So yesterday was the 6/30/2015 leap second day and boy was it (not) fun.
We’ve had previous leap second events and they also were (not) a barrel of laughs. The last one triggered a myriad of Java Virtual Machine process malfunctions, especially amongst services that depended on Zookeeper sessions for distributed system coordination. Remedying required that we find the errant processes and restart them. Klout uses HBase as distributed big data store; we have multiple clusters for different workloads and HBase’s region (essentially, data shard) management has proven to be very sensitive to the Zookeeper anomalies. The leap second incident prior to that caused a spin-up of JVM resource consumption; it actually triggered a power surge and tripped a circuit. The data center incident took many hours to work through as we got power restored and clusters running again.

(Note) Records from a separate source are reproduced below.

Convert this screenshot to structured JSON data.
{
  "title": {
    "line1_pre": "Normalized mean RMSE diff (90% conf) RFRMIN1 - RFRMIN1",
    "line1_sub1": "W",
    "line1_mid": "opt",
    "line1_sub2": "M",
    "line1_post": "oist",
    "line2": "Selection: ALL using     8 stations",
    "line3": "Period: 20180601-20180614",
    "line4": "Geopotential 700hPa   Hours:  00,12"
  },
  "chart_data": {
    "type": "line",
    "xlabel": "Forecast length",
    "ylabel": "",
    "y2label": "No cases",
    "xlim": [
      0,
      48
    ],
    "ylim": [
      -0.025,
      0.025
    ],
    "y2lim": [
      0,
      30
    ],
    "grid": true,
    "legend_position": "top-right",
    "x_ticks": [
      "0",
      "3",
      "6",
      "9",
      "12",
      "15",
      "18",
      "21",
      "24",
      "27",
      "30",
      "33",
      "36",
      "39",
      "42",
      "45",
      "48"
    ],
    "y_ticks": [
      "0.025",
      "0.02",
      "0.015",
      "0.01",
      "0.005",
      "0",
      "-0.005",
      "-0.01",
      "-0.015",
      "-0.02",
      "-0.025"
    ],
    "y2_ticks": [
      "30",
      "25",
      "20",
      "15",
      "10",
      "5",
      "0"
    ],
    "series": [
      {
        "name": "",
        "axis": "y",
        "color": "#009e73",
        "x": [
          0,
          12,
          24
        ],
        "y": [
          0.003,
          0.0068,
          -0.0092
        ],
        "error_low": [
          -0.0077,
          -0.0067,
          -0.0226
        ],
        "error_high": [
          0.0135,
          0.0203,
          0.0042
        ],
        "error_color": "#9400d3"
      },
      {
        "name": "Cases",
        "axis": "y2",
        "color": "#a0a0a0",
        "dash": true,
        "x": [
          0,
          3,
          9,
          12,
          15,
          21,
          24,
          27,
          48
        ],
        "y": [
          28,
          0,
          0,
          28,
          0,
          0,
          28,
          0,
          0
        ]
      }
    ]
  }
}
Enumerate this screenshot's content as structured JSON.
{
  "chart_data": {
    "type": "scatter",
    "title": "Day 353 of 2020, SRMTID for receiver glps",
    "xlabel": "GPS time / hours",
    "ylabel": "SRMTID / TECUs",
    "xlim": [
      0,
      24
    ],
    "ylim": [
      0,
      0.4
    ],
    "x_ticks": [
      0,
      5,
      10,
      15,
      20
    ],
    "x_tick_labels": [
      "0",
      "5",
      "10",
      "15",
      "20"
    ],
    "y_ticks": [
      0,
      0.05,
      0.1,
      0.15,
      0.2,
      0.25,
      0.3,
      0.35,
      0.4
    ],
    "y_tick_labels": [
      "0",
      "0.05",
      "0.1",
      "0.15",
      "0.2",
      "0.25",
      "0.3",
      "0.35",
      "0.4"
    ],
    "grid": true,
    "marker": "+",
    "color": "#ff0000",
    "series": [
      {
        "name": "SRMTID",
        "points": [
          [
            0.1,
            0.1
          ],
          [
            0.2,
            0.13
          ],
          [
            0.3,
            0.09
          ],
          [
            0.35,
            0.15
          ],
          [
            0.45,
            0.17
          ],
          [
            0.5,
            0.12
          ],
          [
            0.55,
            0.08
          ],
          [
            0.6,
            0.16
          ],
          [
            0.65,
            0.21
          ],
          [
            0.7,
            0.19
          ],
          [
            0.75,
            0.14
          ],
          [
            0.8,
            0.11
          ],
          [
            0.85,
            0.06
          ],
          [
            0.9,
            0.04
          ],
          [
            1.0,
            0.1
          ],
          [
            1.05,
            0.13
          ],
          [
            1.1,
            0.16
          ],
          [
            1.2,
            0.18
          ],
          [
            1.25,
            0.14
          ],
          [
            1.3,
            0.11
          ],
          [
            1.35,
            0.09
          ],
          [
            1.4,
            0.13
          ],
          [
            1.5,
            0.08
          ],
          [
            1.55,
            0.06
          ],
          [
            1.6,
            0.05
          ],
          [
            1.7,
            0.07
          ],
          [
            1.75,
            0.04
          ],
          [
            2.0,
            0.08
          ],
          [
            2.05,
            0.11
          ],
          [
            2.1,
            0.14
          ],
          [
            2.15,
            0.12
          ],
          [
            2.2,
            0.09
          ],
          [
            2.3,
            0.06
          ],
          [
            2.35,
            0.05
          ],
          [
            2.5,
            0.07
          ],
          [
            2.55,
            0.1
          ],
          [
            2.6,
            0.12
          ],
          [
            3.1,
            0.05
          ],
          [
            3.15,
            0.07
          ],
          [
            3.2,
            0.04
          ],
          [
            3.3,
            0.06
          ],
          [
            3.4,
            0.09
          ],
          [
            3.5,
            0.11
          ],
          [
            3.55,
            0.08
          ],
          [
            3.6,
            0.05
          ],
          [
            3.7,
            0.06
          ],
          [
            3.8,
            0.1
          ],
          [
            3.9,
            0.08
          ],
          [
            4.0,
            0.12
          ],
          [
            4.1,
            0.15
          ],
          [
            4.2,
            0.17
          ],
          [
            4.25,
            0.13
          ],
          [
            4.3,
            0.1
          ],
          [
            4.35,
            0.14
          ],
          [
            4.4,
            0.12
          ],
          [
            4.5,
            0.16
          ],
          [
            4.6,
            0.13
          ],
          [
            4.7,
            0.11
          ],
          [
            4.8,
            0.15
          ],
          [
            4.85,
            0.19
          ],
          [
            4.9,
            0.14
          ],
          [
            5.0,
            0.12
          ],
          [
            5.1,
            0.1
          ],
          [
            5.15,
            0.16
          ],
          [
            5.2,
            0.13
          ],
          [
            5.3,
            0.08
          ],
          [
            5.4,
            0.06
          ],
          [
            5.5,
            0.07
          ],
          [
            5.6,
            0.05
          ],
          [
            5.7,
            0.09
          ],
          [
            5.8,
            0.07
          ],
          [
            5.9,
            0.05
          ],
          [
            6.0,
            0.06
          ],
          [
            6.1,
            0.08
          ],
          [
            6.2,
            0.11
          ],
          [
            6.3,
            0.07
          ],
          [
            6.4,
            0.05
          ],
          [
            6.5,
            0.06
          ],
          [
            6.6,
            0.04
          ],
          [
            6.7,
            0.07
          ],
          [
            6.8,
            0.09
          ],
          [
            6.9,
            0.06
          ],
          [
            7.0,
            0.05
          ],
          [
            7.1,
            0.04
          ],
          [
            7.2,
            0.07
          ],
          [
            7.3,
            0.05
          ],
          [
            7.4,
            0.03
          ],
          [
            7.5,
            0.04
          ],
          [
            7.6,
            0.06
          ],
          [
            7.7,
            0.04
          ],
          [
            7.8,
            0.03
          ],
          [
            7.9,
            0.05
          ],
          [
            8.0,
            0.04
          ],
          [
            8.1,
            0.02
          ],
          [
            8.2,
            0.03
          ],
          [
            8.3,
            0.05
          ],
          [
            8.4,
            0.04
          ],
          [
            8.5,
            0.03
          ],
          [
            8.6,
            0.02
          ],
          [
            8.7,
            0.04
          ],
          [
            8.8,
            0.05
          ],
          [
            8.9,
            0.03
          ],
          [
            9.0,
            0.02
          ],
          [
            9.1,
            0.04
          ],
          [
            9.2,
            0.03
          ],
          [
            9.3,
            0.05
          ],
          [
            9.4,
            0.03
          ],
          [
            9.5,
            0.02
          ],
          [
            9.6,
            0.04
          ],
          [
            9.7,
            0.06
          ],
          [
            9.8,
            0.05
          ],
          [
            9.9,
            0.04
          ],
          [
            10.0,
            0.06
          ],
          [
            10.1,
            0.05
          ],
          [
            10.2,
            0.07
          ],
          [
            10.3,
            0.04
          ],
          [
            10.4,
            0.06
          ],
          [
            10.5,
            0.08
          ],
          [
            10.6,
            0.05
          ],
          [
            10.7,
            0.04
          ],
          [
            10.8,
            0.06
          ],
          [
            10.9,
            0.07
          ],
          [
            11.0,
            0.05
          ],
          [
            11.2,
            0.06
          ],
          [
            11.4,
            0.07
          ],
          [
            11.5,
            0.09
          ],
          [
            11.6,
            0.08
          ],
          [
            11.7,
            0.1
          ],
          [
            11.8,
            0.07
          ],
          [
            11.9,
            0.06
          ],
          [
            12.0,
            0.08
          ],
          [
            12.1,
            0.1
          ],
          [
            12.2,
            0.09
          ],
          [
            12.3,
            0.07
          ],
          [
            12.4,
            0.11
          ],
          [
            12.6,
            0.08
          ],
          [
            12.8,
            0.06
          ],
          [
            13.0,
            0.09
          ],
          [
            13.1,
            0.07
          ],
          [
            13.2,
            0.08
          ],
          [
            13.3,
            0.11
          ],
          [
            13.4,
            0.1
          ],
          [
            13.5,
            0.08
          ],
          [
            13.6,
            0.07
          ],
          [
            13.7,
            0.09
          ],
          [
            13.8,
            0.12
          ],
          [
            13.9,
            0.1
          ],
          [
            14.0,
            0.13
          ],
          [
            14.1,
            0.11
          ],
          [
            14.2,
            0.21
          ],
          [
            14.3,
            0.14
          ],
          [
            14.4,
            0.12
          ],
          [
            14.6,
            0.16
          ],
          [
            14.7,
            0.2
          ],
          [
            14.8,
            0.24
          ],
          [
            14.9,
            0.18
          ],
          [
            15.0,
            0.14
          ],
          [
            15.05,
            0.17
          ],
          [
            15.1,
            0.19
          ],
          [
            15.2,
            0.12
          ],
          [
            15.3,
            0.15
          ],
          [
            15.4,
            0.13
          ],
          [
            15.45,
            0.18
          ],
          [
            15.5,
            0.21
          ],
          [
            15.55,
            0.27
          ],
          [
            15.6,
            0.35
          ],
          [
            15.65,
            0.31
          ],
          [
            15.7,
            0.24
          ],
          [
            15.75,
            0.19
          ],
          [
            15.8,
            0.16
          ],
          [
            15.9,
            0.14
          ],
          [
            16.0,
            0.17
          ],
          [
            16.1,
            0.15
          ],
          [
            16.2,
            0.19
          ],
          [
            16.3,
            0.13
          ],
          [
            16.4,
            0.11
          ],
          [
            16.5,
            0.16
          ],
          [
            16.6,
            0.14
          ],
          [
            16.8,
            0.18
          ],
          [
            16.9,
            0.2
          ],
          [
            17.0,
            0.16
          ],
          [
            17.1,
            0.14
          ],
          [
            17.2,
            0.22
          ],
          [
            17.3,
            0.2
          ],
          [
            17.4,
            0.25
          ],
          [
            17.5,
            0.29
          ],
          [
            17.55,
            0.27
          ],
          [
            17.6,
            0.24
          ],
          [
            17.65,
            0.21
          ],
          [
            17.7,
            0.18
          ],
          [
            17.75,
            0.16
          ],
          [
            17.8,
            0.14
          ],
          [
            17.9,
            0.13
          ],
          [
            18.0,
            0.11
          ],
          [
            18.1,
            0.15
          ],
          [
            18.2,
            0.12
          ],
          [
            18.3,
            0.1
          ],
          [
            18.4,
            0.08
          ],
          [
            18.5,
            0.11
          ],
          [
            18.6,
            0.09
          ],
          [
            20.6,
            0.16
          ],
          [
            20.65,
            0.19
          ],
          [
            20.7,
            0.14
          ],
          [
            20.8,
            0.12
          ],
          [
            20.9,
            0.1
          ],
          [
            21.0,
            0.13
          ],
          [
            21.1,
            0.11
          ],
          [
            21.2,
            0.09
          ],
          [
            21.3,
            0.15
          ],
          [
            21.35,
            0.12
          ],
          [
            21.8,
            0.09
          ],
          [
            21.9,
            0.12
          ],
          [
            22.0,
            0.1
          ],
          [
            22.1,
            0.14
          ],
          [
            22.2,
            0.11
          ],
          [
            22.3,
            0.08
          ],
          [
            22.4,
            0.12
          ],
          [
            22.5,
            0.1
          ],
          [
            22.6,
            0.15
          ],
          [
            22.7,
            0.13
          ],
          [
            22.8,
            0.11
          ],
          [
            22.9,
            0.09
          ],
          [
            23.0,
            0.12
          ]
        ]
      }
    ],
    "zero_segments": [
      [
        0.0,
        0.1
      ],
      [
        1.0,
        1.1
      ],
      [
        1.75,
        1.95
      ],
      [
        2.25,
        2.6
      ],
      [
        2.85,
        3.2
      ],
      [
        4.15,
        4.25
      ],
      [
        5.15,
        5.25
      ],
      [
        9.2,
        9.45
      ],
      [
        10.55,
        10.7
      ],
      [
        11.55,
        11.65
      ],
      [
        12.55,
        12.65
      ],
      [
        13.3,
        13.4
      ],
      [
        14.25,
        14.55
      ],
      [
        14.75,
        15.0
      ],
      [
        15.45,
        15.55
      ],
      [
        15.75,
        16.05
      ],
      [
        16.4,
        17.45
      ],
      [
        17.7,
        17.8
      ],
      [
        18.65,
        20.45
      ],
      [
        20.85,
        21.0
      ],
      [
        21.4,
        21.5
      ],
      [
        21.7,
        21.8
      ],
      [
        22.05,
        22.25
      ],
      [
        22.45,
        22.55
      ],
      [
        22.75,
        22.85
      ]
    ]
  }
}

Since those prior leap second events, we’ve upgraded our JVM versions in a number of our clusters and some of our HBase clusters were recently refreshed with updated hardware and software versions. The new version of HBase we updated isn’t the final one we’re landing on this year, due to compatibility with extant components, but the interim state we landed on was a big improvement. The data infrastructure, data science, Lithium community analytics and Klout’s core services teams have been working together over the past several months as we consolidate Klout and Lithium’s workloads onto common infrastructure, updated versions and normalize the division of operational responsibilities. We’re very excited about the version of HBase we’re ultimately moving to, it improves numerous performance and stability operating characteristics.
Anticipating the 6/30/2015 leap second, we had our engineers on stand-by. Recognizing that the prior leap second events were unlike each other, it’s difficult to predict what this one would look like. The one area that we expected to be most susceptible to anomalies was, of course, HBase. We expected, worse case, we’d need to restart one or more of our HBase clusters and be able to do so in 10-15 minutes and suffer an outage no more than 15-20 minutes. The hour struck and when Klout went down, we immediately homed in on our HBase clusters. Klout’s service is highly dependent upon HBase – if it’s not operating correctly, Klout’s service is not either. The HBase clusters that were updated earlier this year were fine, the ones we’re planning to refresh were not (we had a timeline to get this done in mid-June but too many slips in the project predecessors have pushed it late July).
This is where things got weird. HBase relies on a distributed filesystem (HDFS) and during cluster restarts, while the cluster master was processing its transaction logs (the SplitLogManager), it’d reported that the filesystem “went away” while its recovery was in mid-flight. From outside appearances, HDFS seemed fine, none of the runtimes were misbehaving and data integrity seemed intact. After a few iterations with that, it seemed clear that there was something more nuanced going on. OK, back up and restart HDFS, not a quick process but one we needed to do to eliminate it as a culprit. Then we restarted the HBase recovery. Although the HDFS restart seemed to help a little bit, the HBase recovery cadence seemed steadier, it was still troublingly slow. In fact it seemed get progressively slower and grind down to a halt after a while but it was no longer hitting the HDFS “went away” condition.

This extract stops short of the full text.